Apparus au Liban en 1983, les attentats-suicide se sont multipliés depuis vingt ans. Chaque année marque un nouveau record. Les économistes et les politologues nous aident à comprendre leur logique.
¤ Contrairement à une idée reçue, il n’y a pas de relation directe entre la religion et les attentats-suicide. Ainsi, les « suicide-bombers » du Sri Lanka n’étaient pas religieux, pas plus que les kamikazes japonais de la WWII ; la loyauté au groupe, le ressentiment et l’endoctrinement (qu’il soit nationaliste, religieux, ou idéologique) suffisent à garantir dans certaines circonstances historiques une offre quasi-illimitée de martyrs — « Our biggest problem is the hordes of young men who beat on our doors, clamoring to be sent », dit un dirigeant du Hamas. De même, il n’y a pas de relation directe entre la pauvreté, ou l’éducation, et les attentats-suicides. Par exemple, les membres du Hamas et du Hezbollah sont moins pauvres et mieux éduqués que la moyenne, et c’est encore plus vrai des « suicide-bombers ».
¤ Fondamentalement, les attentats-suicides relèvent du champ des conduites rationnelles. Leur multiplication s’explique par leur redoutable efficacité : ils font en moyenne quatre fois plus de victimes que les autres attentats terroristes. Pour Ayman Zawahiri, le second de Ben Laden, ce type d’opérations constitue « the most successful way of inflicting damage against the opponent and the least costly to the mujahideen in terms of casualties ». L’objectif est de terroriser les opinions publiques de certaines nations démocratiques (Israel, Turquie, Sri Lanka, Etats-Unis…) pour amener leurs dirigeants à réviser leur politique. Avec succès parfois, comme au Liban où les attentats-suicides perpétrés par le Hezbollah ont conduit les américains à battre en retraite en 1983. La société israélienne, qui a connu depuis deux ans quelques dizaines de « 11 septembre », serre les rangs derrière ses dirigeants ; mais, selon Sheik Yassine, le leader spirituel du Hamas, la stratégie de la terreur devrait finir par payer : « les israéliens seront bientôt à genoux ; déjà, la peur est partout ». Car « les israéliens aiment la vie », explique cet autre leader du Hamas, et c’est là leur faiblesse ; par contraste, dit-il, le « shaheed » palestinien accueille la mort avec « un sourire joyeux ».

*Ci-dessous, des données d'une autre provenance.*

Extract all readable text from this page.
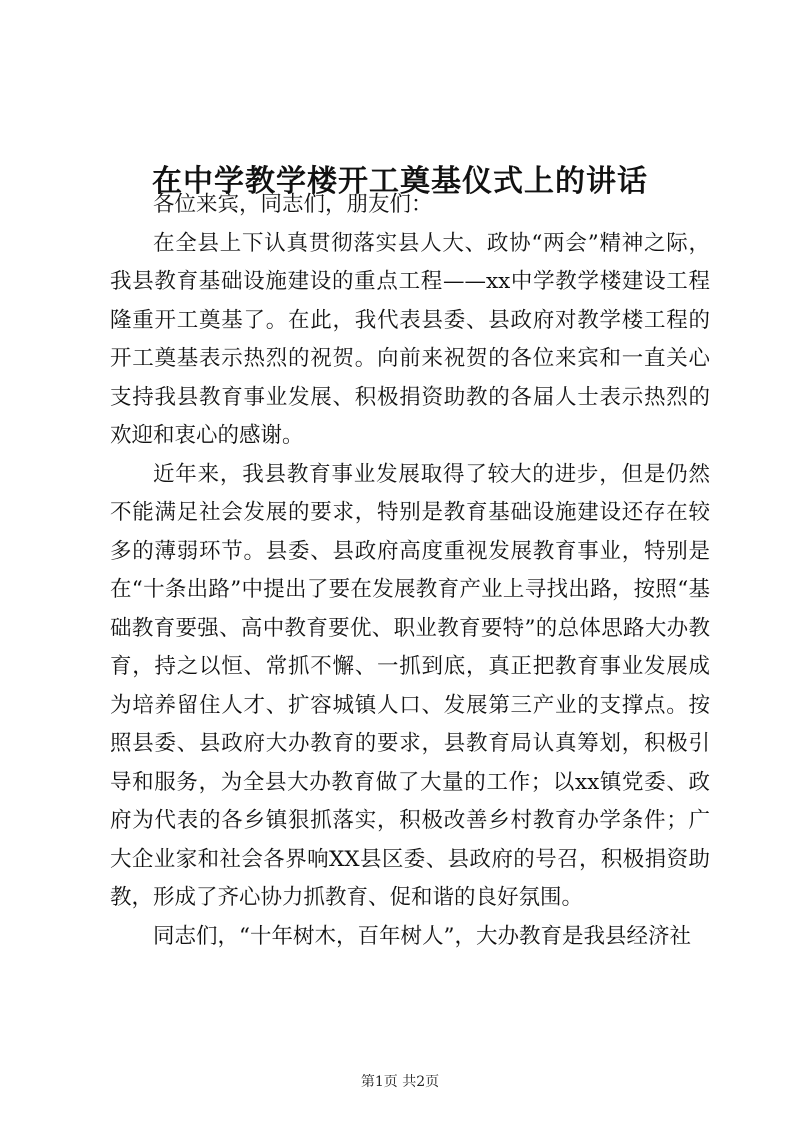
在中学教学楼开工奠基仪式上的讲话

各位来宾，同志们，朋友们：

在全县上下认真贯彻落实县人大、政协“两会”精神之际，我县教育基础设施建设的重点工程——xx中学教学楼建设工程隆重开工奠基了。在此，我代表县委、县政府对教学楼工程的开工奠基表示热烈的祝贺。向前来祝贺的各位来宾和一直关心支持我县教育事业发展、积极捐资助教的各届人士表示热烈的欢迎和衷心的感谢。

近年来，我县教育事业发展取得了较大的进步，但是仍然不能满足社会发展的要求，特别是教育基础设施建设还存在较多的薄弱环节。县委、县政府高度重视发展教育事业，特别是在“十条出路”中提出了要在发展教育产业上寻找出路，按照“基础教育要强、高中教育要优、职业教育要特”的总体思路大办教育，持之以恒、常抓不懈、一抓到底，真正把教育事业发展成为培养留住人才、扩容城镇人口、发展第三产业的支撑点。按照县委、县政府大办教育的要求，县教育局认真筹划，积极引导和服务，为全县大办教育做了大量的工作；以xx镇党委、政府为代表的各乡镇狠抓落实，积极改善乡村教育办学条件；广大企业家和社会各界响XX县区委、县政府的号召，积极捐资助教，形成了齐心协力抓教育、促和谐的良好氛围。

同志们，“十年树木，百年树人”，大办教育是我县经济社

第1页 共2页
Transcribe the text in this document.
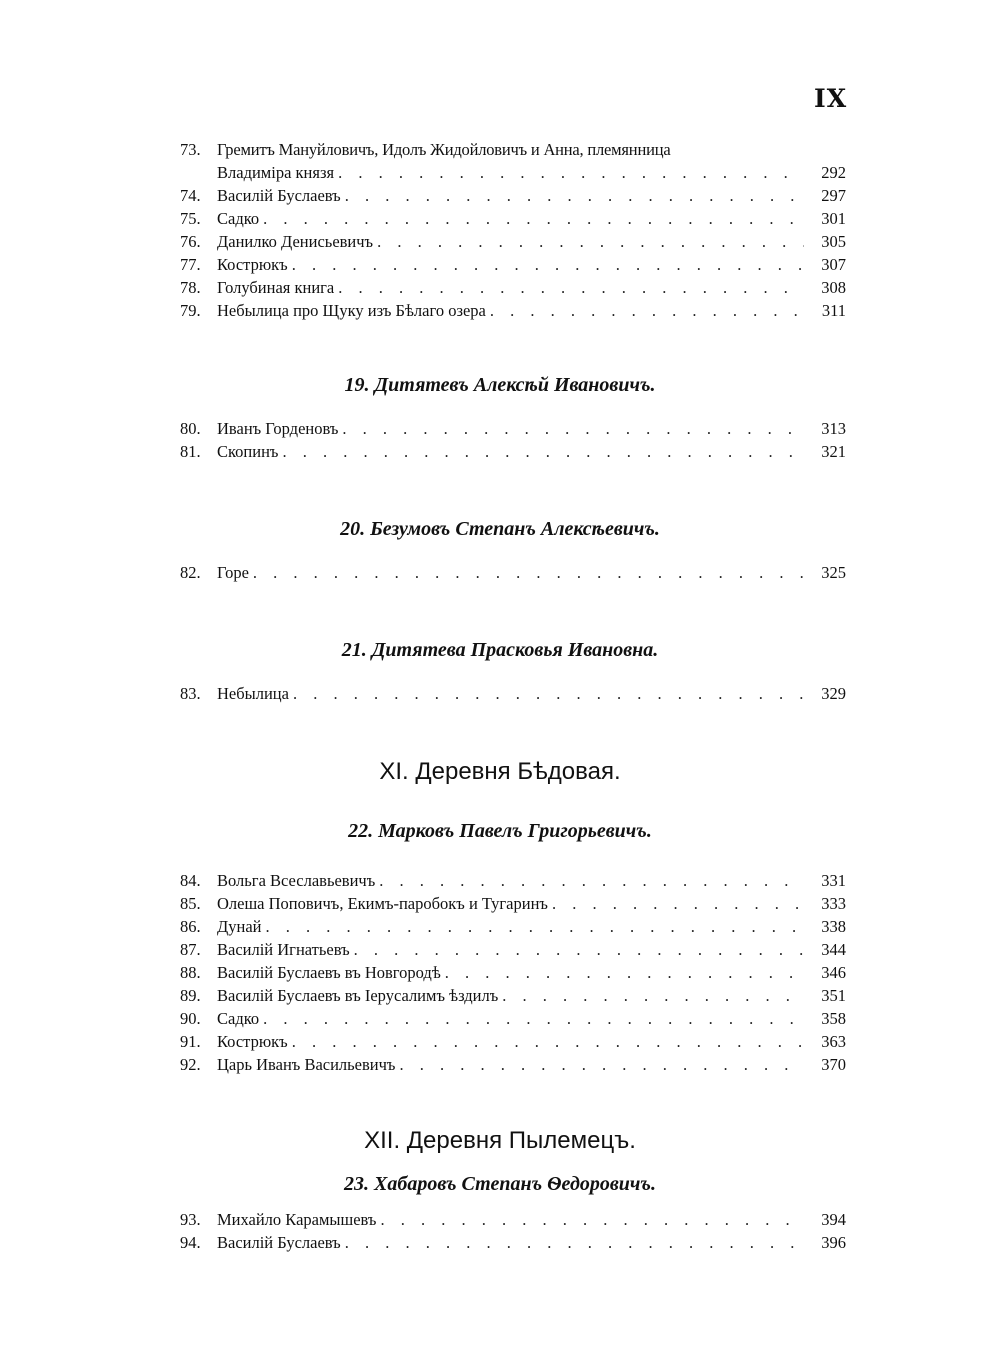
IX
73. Гремитъ Мануйловичъ, Идолъ Жидойловичъ и Анна, племянница
Владиміра князя . . .	292
74. Василій Буслаевъ . . .	297
75. Садко . . .	301
76. Данилко Денисьевичъ . . .	305
77. Кострюкъ . . .	307
78. Голубиная книга . . .	308
79. Небылица про Щуку изъ Бѣлаго озера . . .	311
19. Дитятевъ Алексѣй Ивановичъ.
80. Иванъ Горденовъ . . .	313
81. Скопинъ . . .	321
20. Безумовъ Степанъ Алексѣевичъ.
82. Горе . . .	325
21. Дитятева Прасковья Ивановна.
83. Небылица . . .	329
XI. Деревня Бѣдовая.
22. Марковъ Павелъ Григорьевичъ.
84. Вольга Всеславьевичъ . . .	331
85. Олеша Поповичъ, Екимъ-паробокъ и Тугаринъ . . .	333
86. Дунай . . .	338
87. Василій Игнатьевъ . . .	344
88. Василій Буслаевъ въ Новгородѣ . . .	346
89. Василій Буслаевъ въ Іерусалимъ ѣздилъ . . .	351
90. Садко . . .	358
91. Кострюкъ . . .	363
92. Царь Иванъ Васильевичъ . . .	370
XII. Деревня Пылемецъ.
23. Хабаровъ Степанъ Ѳедоровичъ.
93. Михайло Карамышевъ . . .	394
94. Василій Буслаевъ . . .	396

¤ L’offre de « martyrs » étant pratiquement illimitée, c’est seulement sur la demande qu’on peut agir, celle des organisations commanditaires. La préparation d’une opération-suicide suppose en effet des cadres locaux, des instructeurs, des passeurs, des artificiers, des logeurs, des agents de repérage, des collecteurs de fonds, des donateurs… Toute une infrastructure de militants que ces organisations ont su attirer dans leurs filets, notamment en offrant à la population toutes sortes de biens publics de base : services d’entraide et d’assistance, de santé, d’éducation, de police… De façon générale, les organisations terroristes prospèrent là où l’Etat est absent.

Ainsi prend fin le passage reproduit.